Vorteile smarter Wassermelder
Die meisten Wasserschäden entstehen unbemerkt durch poröse Schläuche oder defekte Dichtungen. Ein Wasser Sensor überwacht diese Risikostellen permanent und schlägt Alarm, bevor Schimmel die Wand durchzieht oder der Keller geflutet wird. Über Funk, WLAN oder kabelgebundene BUS-Systeme lassen sich Melder in zentrale Steuerungen integrieren, sodass bei einem Alarm beispielsweise automatisch ein Motorventil die Wasserzuleitung schließen kann.
- Frühwarnung bei Rohrbruch, Mikroleckage oder Überschwemmung noch vor sichtbarem Schaden
- Kompakte Bauform ermöglicht flexible Platzierung unter Spülen, neben Geräten oder in Kellerräumen
- Smart-Home-Integration per Funk, Z-Wave, Zigbee oder KNX für zentrale Alarmierung
- Parallelverschaltung mehrerer Sensoren zur Überwachung großer Flächen mit einer Zentrale
- Batteriebetrieb oder Festanschluss je nach Einsatzort und Vernetzungsanforderung
- Einfache Montage durch Kleben, Schrauben oder Magnethalterung ohne Fachhandwerk
Technische Eigenschaften im Überblick
Wasser Sensoren lassen sich nach Messprinzip unterscheiden: Kapazitive Oberflächensensoren erfassen Feuchtigkeit berührungslos, während leitfähige Kontakte einen elektrischen Kreis durch Wasser schließen.
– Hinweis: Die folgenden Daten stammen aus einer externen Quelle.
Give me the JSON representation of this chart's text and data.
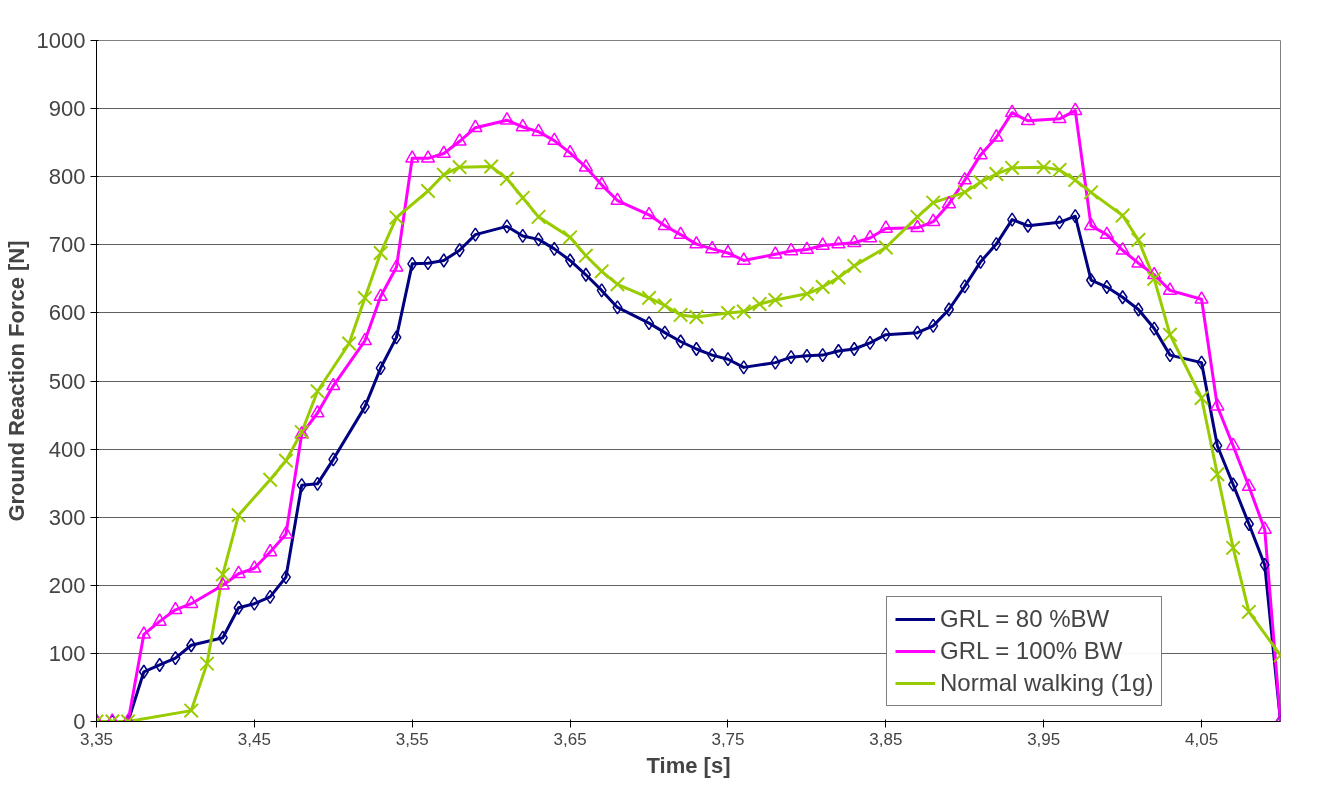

Für Gebäudeautomation sind Modelle mit potentialfreien Relaisausgängen oder KNX-Anbindung erhältlich, die sich in bestehende Smart-Home-Systeme einfügen. Die Stromversorgung reicht von Batteriekonzepten bis zu 230-V-Anschlüssen.
Kaufberatung: Den passenden Wassermelder finden
Die Wahl hängt vom Einsatzort und der Vernetzung ab. Im Privathaushalt ist oft ein autarker Funkmelder mit lautem Piepton die einfachste Lösung. Wer eine KNX- oder IP-basierte Gebäudeautomation betreibt, sollte auf kompatible Melder mit BUS-Schnittstelle achten. Für gewerbliche Küchen oder Technikbereiche empfiehlt sich die Kombination aus mehreren Sensoren und einer zentralen Alarmierung.
Häufige Fragen zu Wasser Sensoren
Wo sollte man einen Wasser Sensor installieren?
Kritische Punkte sind Bereiche mit Wasseranschluss: unter Spülbecken, neben Waschmaschinen, in Heizungs- oder Kellerräumen, hinter Kühlschränken mit Wasseranschluss sowie unter abflusslosen Duschwannen. Auch in technischen Zentren und Serverräumen gehören Wassermelder zur Standardüberwachung.
Lassen sich Wassermelder nachträglich in Smart-Home-Systeme einbinden?
Ja, viele Modelle nutzen Z-Wave, Zigbee oder WLAN und lassen sich in gängige Zentralen einlernen. Für professionelle Anlagen mit höchsten Ansprüchen an Zuverlässigkeit sind KNX-fähige Wasser Sensoren die beste Wahl.
Wie oft muss ein Wasser Sensor gewartet werden?
Die meisten Geräte sind wartungsarm. Ein regelmäßiger Funktionstest sowie der rechtzeitige Batteriewechsel bei Akkubetriebenen Modellen sichern die Verfügbarkeit. Kontaktflächen sollten gelegentlich von Kalkrückständen gereinigt werden, um Korrosion zu vermeiden.
Reagieren alle Wasser Sensoren gleich empfindlich?
Nein, die Empfindlichkeit variiert. Kapazitive Oberflächensensoren erkennen bereits wenige Tropfen und eignen sich für Mikroleckagen. Schwimmerschalter benötigen einen höheren Wasserstand und werden eher als Überschwemmungsmelder genutzt.
Braucht man für jeden Raum einen eigenen Sensor?
Nicht zwingend. In benachbarten Räumen mit geringem Risiko kann ein zentraler Sensor ausreichen. Für Räume mit mehreren Geräten oder hohem Schadenpotential empfiehlt sich jedoch die punktuelle Überwachung jedes einzelnen Gerätes, um die Leckagequelle sofort zu lokalisieren.